他抬起头看了一会天花板之后,才面色平静地问道“木叶的忍者,我会死吗?”
“是。”
这个草忍眼里有对生的渴望,但鞍马裕还是毫不迟疑点了点头。
“做错了事,付出代价是应该的。”
“哈哈哈哈,做错了事……”
胧突然大笑起来,笑了足足有一分多钟,才看着鞍马裕说道“你还年轻,不懂我的难处,如果不是生活所迫,你以为我愿意走到这一步吗?”
鞍马裕轻挑眉头,没有说话。
“呵呵!”
胧惨笑一声,继续说道“在木叶出生的你,一定没有思考过忍者是什么吧?在暴力性质的雇佣关系下,强大的忍者们与其他雇佣者不同,他们,或者说我们不过是雇主手中的武器罢了。
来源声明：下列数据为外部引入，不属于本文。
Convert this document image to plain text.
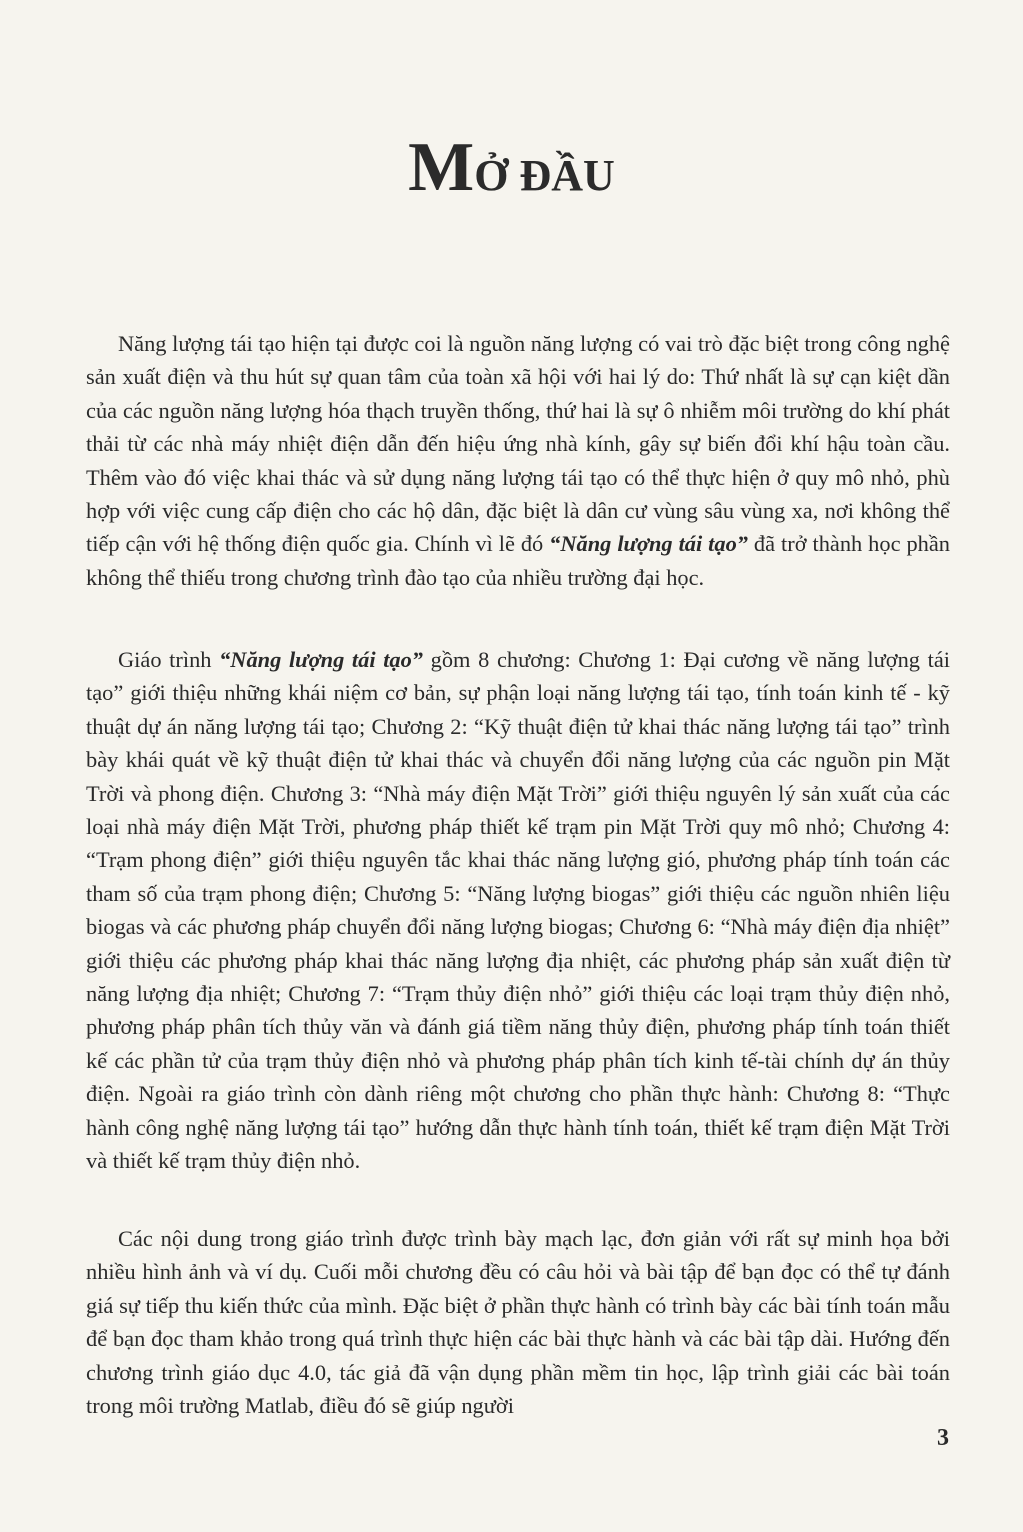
MỞ ĐẦU

Năng lượng tái tạo hiện tại được coi là nguồn năng lượng có vai trò đặc biệt trong công nghệ sản xuất điện và thu hút sự quan tâm của toàn xã hội với hai lý do: Thứ nhất là sự cạn kiệt dần của các nguồn năng lượng hóa thạch truyền thống, thứ hai là sự ô nhiễm môi trường do khí phát thải từ các nhà máy nhiệt điện dẫn đến hiệu ứng nhà kính, gây sự biến đổi khí hậu toàn cầu. Thêm vào đó việc khai thác và sử dụng năng lượng tái tạo có thể thực hiện ở quy mô nhỏ, phù hợp với việc cung cấp điện cho các hộ dân, đặc biệt là dân cư vùng sâu vùng xa, nơi không thể tiếp cận với hệ thống điện quốc gia. Chính vì lẽ đó “Năng lượng tái tạo” đã trở thành học phần không thể thiếu trong chương trình đào tạo của nhiều trường đại học.

Giáo trình “Năng lượng tái tạo” gồm 8 chương: Chương 1: Đại cương về năng lượng tái tạo” giới thiệu những khái niệm cơ bản, sự phận loại năng lượng tái tạo, tính toán kinh tế - kỹ thuật dự án năng lượng tái tạo; Chương 2: “Kỹ thuật điện tử khai thác năng lượng tái tạo” trình bày khái quát về kỹ thuật điện tử khai thác và chuyển đổi năng lượng của các nguồn pin Mặt Trời và phong điện. Chương 3: “Nhà máy điện Mặt Trời” giới thiệu nguyên lý sản xuất của các loại nhà máy điện Mặt Trời, phương pháp thiết kế trạm pin Mặt Trời quy mô nhỏ; Chương 4: “Trạm phong điện” giới thiệu nguyên tắc khai thác năng lượng gió, phương pháp tính toán các tham số của trạm phong điện; Chương 5: “Năng lượng biogas” giới thiệu các nguồn nhiên liệu biogas và các phương pháp chuyển đổi năng lượng biogas; Chương 6: “Nhà máy điện địa nhiệt” giới thiệu các phương pháp khai thác năng lượng địa nhiệt, các phương pháp sản xuất điện từ năng lượng địa nhiệt; Chương 7: “Trạm thủy điện nhỏ” giới thiệu các loại trạm thủy điện nhỏ, phương pháp phân tích thủy văn và đánh giá tiềm năng thủy điện, phương pháp tính toán thiết kế các phần tử của trạm thủy điện nhỏ và phương pháp phân tích kinh tế-tài chính dự án thủy điện. Ngoài ra giáo trình còn dành riêng một chương cho phần thực hành: Chương 8: “Thực hành công nghệ năng lượng tái tạo” hướng dẫn thực hành tính toán, thiết kế trạm điện Mặt Trời và thiết kế trạm thủy điện nhỏ.

Các nội dung trong giáo trình được trình bày mạch lạc, đơn giản với rất sự minh họa bởi nhiều hình ảnh và ví dụ. Cuối mỗi chương đều có câu hỏi và bài tập để bạn đọc có thể tự đánh giá sự tiếp thu kiến thức của mình. Đặc biệt ở phần thực hành có trình bày các bài tính toán mẫu để bạn đọc tham khảo trong quá trình thực hiện các bài thực hành và các bài tập dài. Hướng đến chương trình giáo dục 4.0, tác giả đã vận dụng phần mềm tin học, lập trình giải các bài toán trong môi trường Matlab, điều đó sẽ giúp người

3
既是武器,何来对错?”
说完,胧深藏眼底的得意一闪而过。
当年他就是利用这个充满哲理的问题从角都手里逃脱的,如今,他也有信心从鞍马裕手中逃脱。
然而,迎接他的却是一枚闪着寒光的苦无!
“噗呲!”
苦无刺穿了胧的心脏,鲜血从伤口流出,他错愕地看着鞍马裕的眼睛。
“你……怎么!”
忍者是武器,你当爷七百多集火影是白看的吗?
鞍马裕面露不屑之色,冷笑道
“忍者不是别的,是人。”
“你这话是有几分道理,发布任务的雇主也的确有好有坏,但作为人,我们有选择的权力。”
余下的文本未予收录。